Where I find this incredibly useful is writing insert statements. If you are writing an insert and not populating every field in the table, you have to manually specify the field names you are doing the inserts to. If you use the drag and drop method you can just drag the columns into your query.
So in this screen, I have typed “INSERT INTO SOP10200 (“
Now I drag and drop my columns into the query and get this result.

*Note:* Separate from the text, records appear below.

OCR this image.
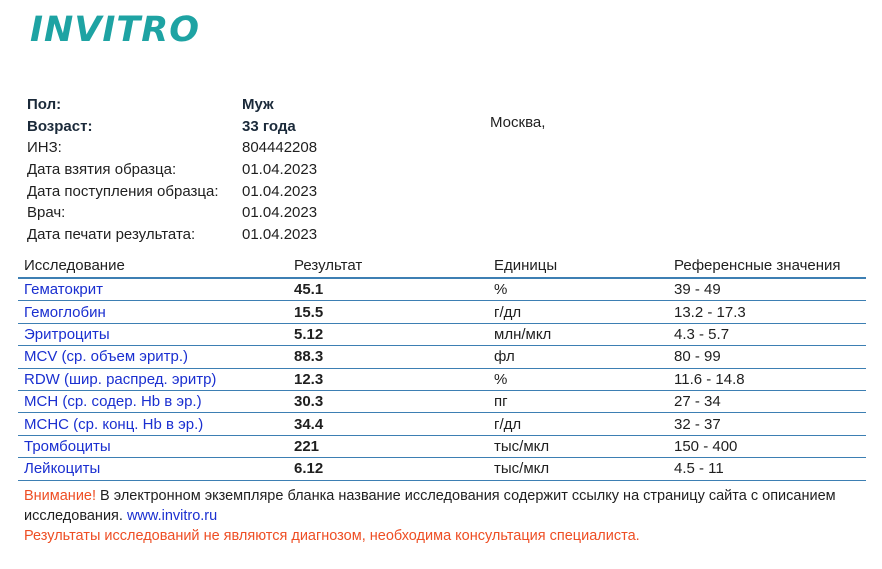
INVITRO
Пол:	Муж
Возраст:	33 года
ИНЗ:	804442208
Дата взятия образца:	01.04.2023
Дата поступления образца:	01.04.2023
Врач:	01.04.2023
Дата печати результата:	01.04.2023
Москва,
Исследование	Результат	Единицы	Референсные значения
Гематокрит	45.1	%	39 - 49
Гемоглобин	15.5	г/дл	13.2 - 17.3
Эритроциты	5.12	млн/мкл	4.3 - 5.7
MCV (ср. объем эритр.)	88.3	фл	80 - 99
RDW (шир. распред. эритр)	12.3	%	11.6 - 14.8
MCH (ср. содер. Hb в эр.)	30.3	пг	27 - 34
MCHC (ср. конц. Hb в эр.)	34.4	г/дл	32 - 37
Тромбоциты	221	тыс/мкл	150 - 400
Лейкоциты	6.12	тыс/мкл	4.5 - 11
Внимание! В электронном экземпляре бланка название исследования содержит ссылку на страницу сайта с описанием исследования. www.invitro.ru
Результаты исследований не являются диагнозом, необходима консультация специалиста.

You can right click on the table and select “Script table as – Insert To – New Query Editor Window” and get the same result, however SQL always formats the Insert statement down the page which I find more difficult to read. I would rather have all the fields across the page so that I can add my values in the next line without having to scroll up and down to determine what field I am inserting into.
You can also drag individual fields into a query. So if I am starting to type a SQL select statement, I can actually start the statement and then drop the fields I want into the query. So in this case I typed in “select from SOP10200” into my query window. Then I highlight the fields one by one and drag them into my query. You will need to manually type the comma between each field. This is useful for tables where you don’t know what the field name start with. In cases like that, using IntelliSense doesn’t really work because you have to start typing the name in order for it to appear in the field selection drop down.
So I hope this little tip helps you in building your SQL statements. It’s not anything special, but it seems to be quite helpful. Give it a shot. Share it with someone you know, and who knows, you just might make their day.